Rimpatriato da capanne detenuto albanese

Polizia

La sua carriera criminale a Milano si è conclusa lo scorso ottobre quando è stato arrestato in quella città per scontare le pene residue alle condanne che aveva accumulato negli ultimi anni .

Lo straniero , G.H. , albanese, del ’71 attraverso il circuito carcerario viene destinato alla casa circondariale di Capanne.

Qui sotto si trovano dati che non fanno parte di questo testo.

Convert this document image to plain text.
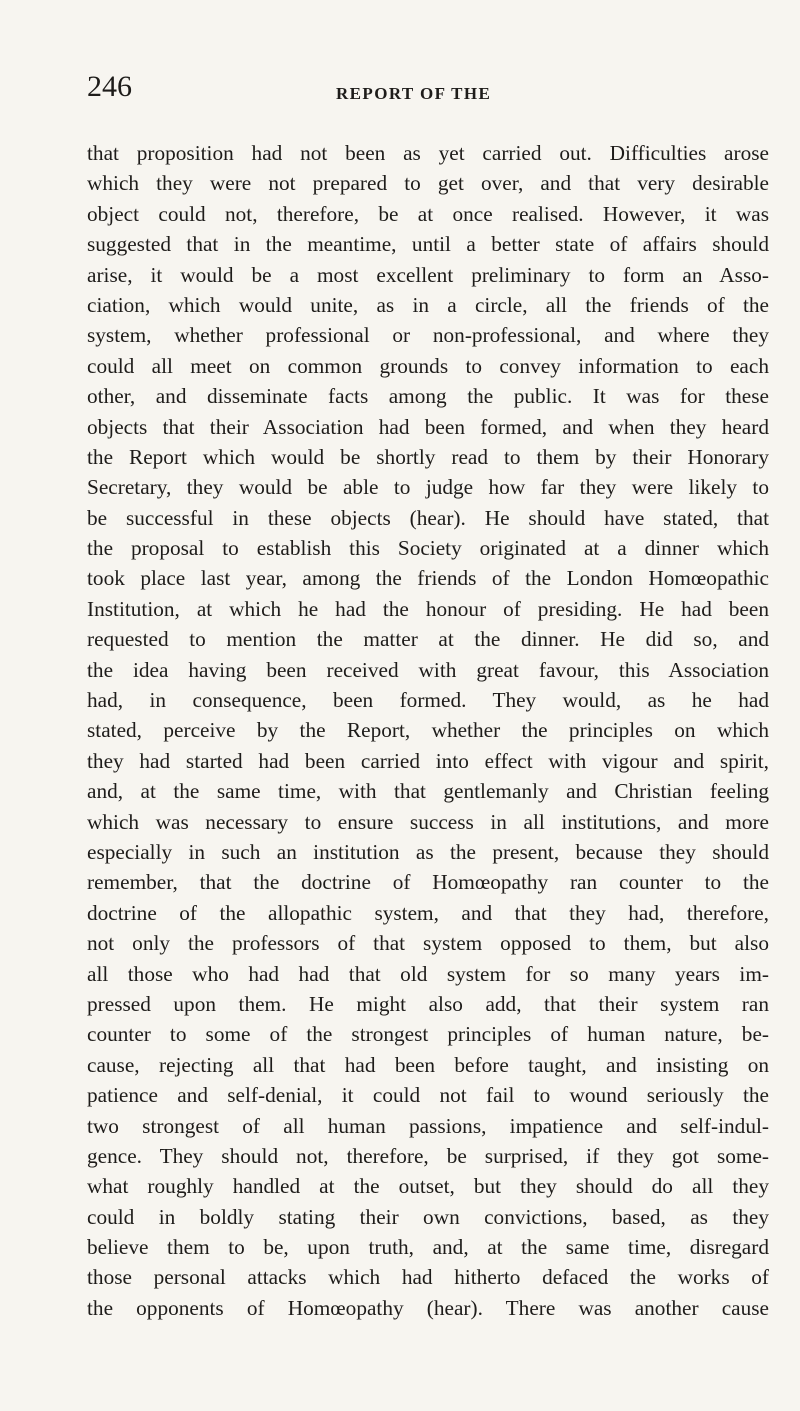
246	REPORT OF THE
that proposition had not been as yet carried out. Difficulties arose
which they were not prepared to get over, and that very desirable
object could not, therefore, be at once realised. However, it was
suggested that in the meantime, until a better state of affairs should
arise, it would be a most excellent preliminary to form an Asso-
ciation, which would unite, as in a circle, all the friends of the
system, whether professional or non-professional, and where they
could all meet on common grounds to convey information to each
other, and disseminate facts among the public. It was for these
objects that their Association had been formed, and when they heard
the Report which would be shortly read to them by their Honorary
Secretary, they would be able to judge how far they were likely to
be successful in these objects (hear). He should have stated, that
the proposal to establish this Society originated at a dinner which
took place last year, among the friends of the London Homœopathic
Institution, at which he had the honour of presiding. He had been
requested to mention the matter at the dinner. He did so, and
the idea having been received with great favour, this Association
had, in consequence, been formed. They would, as he had
stated, perceive by the Report, whether the principles on which
they had started had been carried into effect with vigour and spirit,
and, at the same time, with that gentlemanly and Christian feeling
which was necessary to ensure success in all institutions, and more
especially in such an institution as the present, because they should
remember, that the doctrine of Homœopathy ran counter to the
doctrine of the allopathic system, and that they had, therefore,
not only the professors of that system opposed to them, but also
all those who had had that old system for so many years im-
pressed upon them. He might also add, that their system ran
counter to some of the strongest principles of human nature, be-
cause, rejecting all that had been before taught, and insisting on
patience and self-denial, it could not fail to wound seriously the
two strongest of all human passions, impatience and self-indul-
gence. They should not, therefore, be surprised, if they got some-
what roughly handled at the outset, but they should do all they
could in boldly stating their own convictions, based, as they
believe them to be, upon truth, and, at the same time, disregard
those personal attacks which had hitherto defaced the works of
the opponents of Homœopathy (hear). There was another cause
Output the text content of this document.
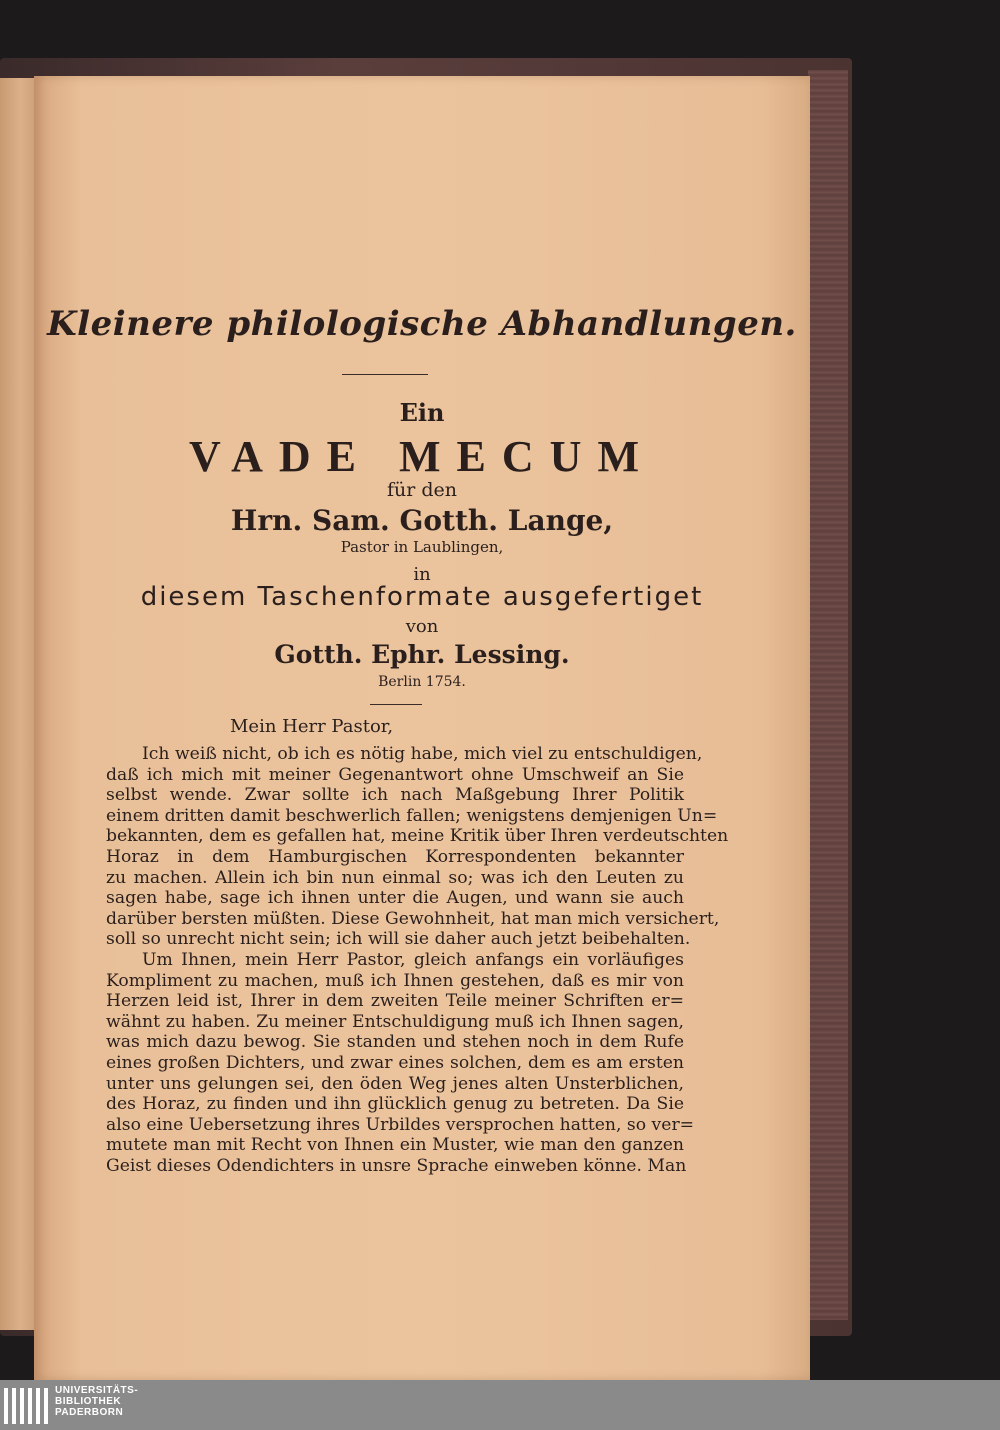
Kleinere philologische Abhandlungen.
Ein
VADE MECUM
für den
Hrn. Sam. Gotth. Lange,
Pastor in Laublingen,
in
diesem Taschenformate ausgefertiget
von
Gotth. Ephr. Lessing.
Berlin 1754.
Mein Herr Pastor,
Ich weiß nicht, ob ich es nötig habe, mich viel zu entschuldigen,
daß ich mich mit meiner Gegenantwort ohne Umschweif an Sie
selbst wende. Zwar sollte ich nach Maßgebung Ihrer Politik
einem dritten damit beschwerlich fallen; wenigstens demjenigen Un=
bekannten, dem es gefallen hat, meine Kritik über Ihren verdeutschten
Horaz in dem Hamburgischen Korrespondenten bekannter
zu machen. Allein ich bin nun einmal so; was ich den Leuten zu
sagen habe, sage ich ihnen unter die Augen, und wann sie auch
darüber bersten müßten. Diese Gewohnheit, hat man mich versichert,
soll so unrecht nicht sein; ich will sie daher auch jetzt beibehalten.
Um Ihnen, mein Herr Pastor, gleich anfangs ein vorläufiges
Kompliment zu machen, muß ich Ihnen gestehen, daß es mir von
Herzen leid ist, Ihrer in dem zweiten Teile meiner Schriften er=
wähnt zu haben. Zu meiner Entschuldigung muß ich Ihnen sagen,
was mich dazu bewog. Sie standen und stehen noch in dem Rufe
eines großen Dichters, und zwar eines solchen, dem es am ersten
unter uns gelungen sei, den öden Weg jenes alten Unsterblichen,
des Horaz, zu finden und ihn glücklich genug zu betreten. Da Sie
also eine Uebersetzung ihres Urbildes versprochen hatten, so ver=
mutete man mit Recht von Ihnen ein Muster, wie man den ganzen
Geist dieses Odendichters in unsre Sprache einweben könne. Man
UNIVERSITÄTS-
BIBLIOTHEK
PADERBORN
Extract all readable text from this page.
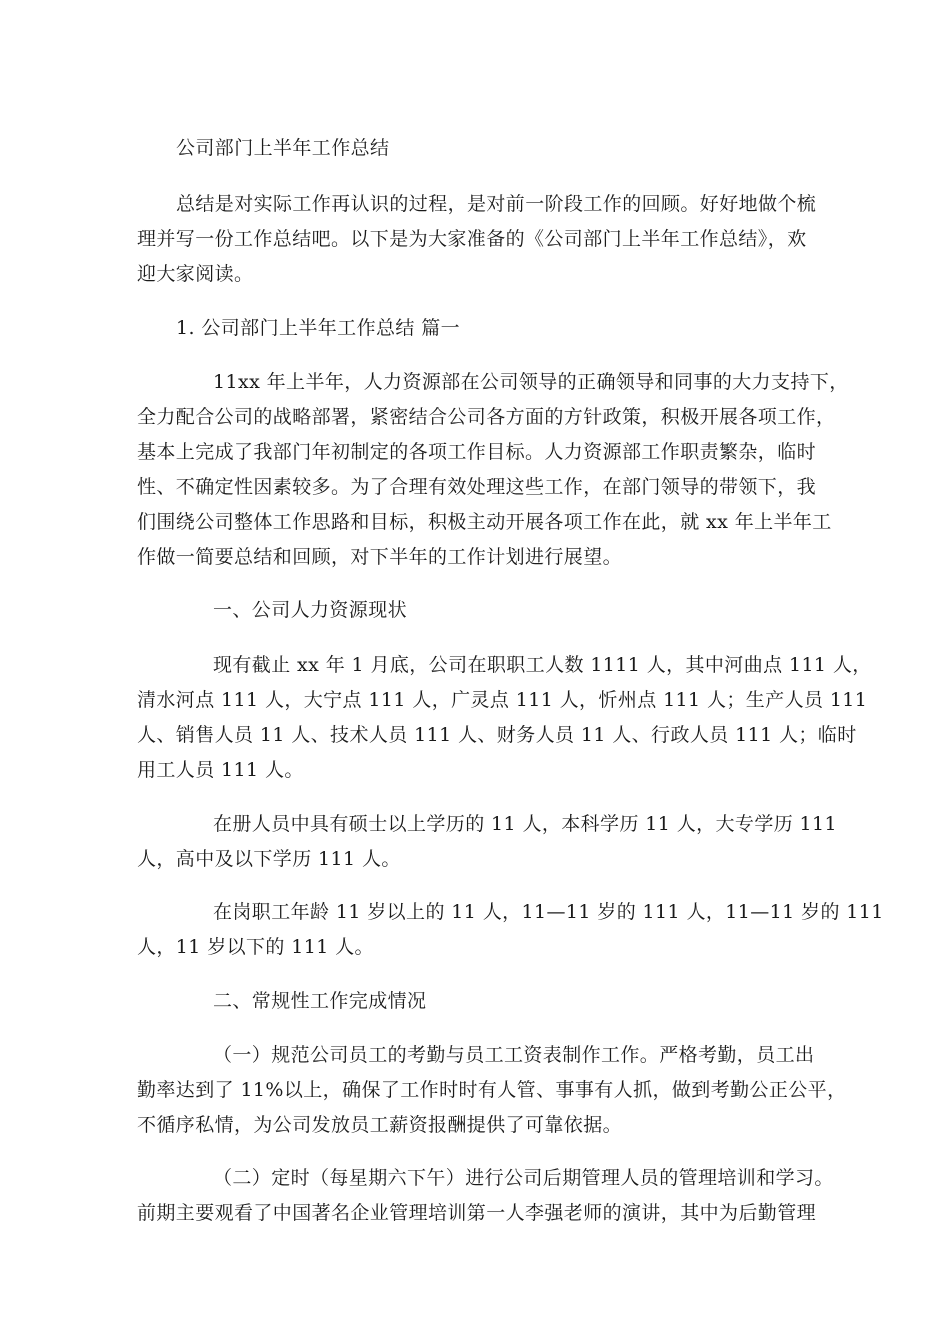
公司部门上半年工作总结
总结是对实际工作再认识的过程，是对前一阶段工作的回顾。好好地做个梳
理并写一份工作总结吧。以下是为大家准备的《公司部门上半年工作总结》，欢
迎大家阅读。
1. 公司部门上半年工作总结 篇一
11xx 年上半年，人力资源部在公司领导的正确领导和同事的大力支持下，
全力配合公司的战略部署，紧密结合公司各方面的方针政策，积极开展各项工作，
基本上完成了我部门年初制定的各项工作目标。人力资源部工作职责繁杂，临时
性、不确定性因素较多。为了合理有效处理这些工作，在部门领导的带领下，我
们围绕公司整体工作思路和目标，积极主动开展各项工作在此，就 xx 年上半年工
作做一简要总结和回顾，对下半年的工作计划进行展望。
一、公司人力资源现状
现有截止 xx 年 1 月底，公司在职职工人数 1111 人，其中河曲点 111 人，
清水河点 111 人，大宁点 111 人，广灵点 111 人，忻州点 111 人；生产人员 111
人、销售人员 11 人、技术人员 111 人、财务人员 11 人、行政人员 111 人；临时
用工人员 111 人。
在册人员中具有硕士以上学历的 11 人，本科学历 11 人，大专学历 111
人，高中及以下学历 111 人。
在岗职工年龄 11 岁以上的 11 人，11—11 岁的 111 人，11—11 岁的 111
人，11 岁以下的 111 人。
二、常规性工作完成情况
（一）规范公司员工的考勤与员工工资表制作工作。严格考勤，员工出
勤率达到了 11%以上，确保了工作时时有人管、事事有人抓，做到考勤公正公平，
不循序私情，为公司发放员工薪资报酬提供了可靠依据。
（二）定时（每星期六下午）进行公司后期管理人员的管理培训和学习。
前期主要观看了中国著名企业管理培训第一人李强老师的演讲，其中为后勤管理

La sua presenza viene comunicata dalla Direzione del Penitenziario all’Ufficio Immigrazione che avvia le procedure per la sua espulsione dal Territorio quale misura alternativa alla detenzione.

Per lo straniero il Magistrato di Sorveglianza del Tribunale di Perugia ha potuto disporre l’espulsione dall’Italia quale misura alternativa alla detenzione, sostituendo così la pena detentiva per i giorni restanti alla definitiva espiazione.

Con il medesimo provvedimento viene imposto all’albanese anche il divieto di reingresso per dieci anni ; qualora prima di tale periodo dovesse rimettere piede in Italia o in altri paesi Europei verrebbe immediatamente accompagnato in carcere per finire di scontare la pena residua.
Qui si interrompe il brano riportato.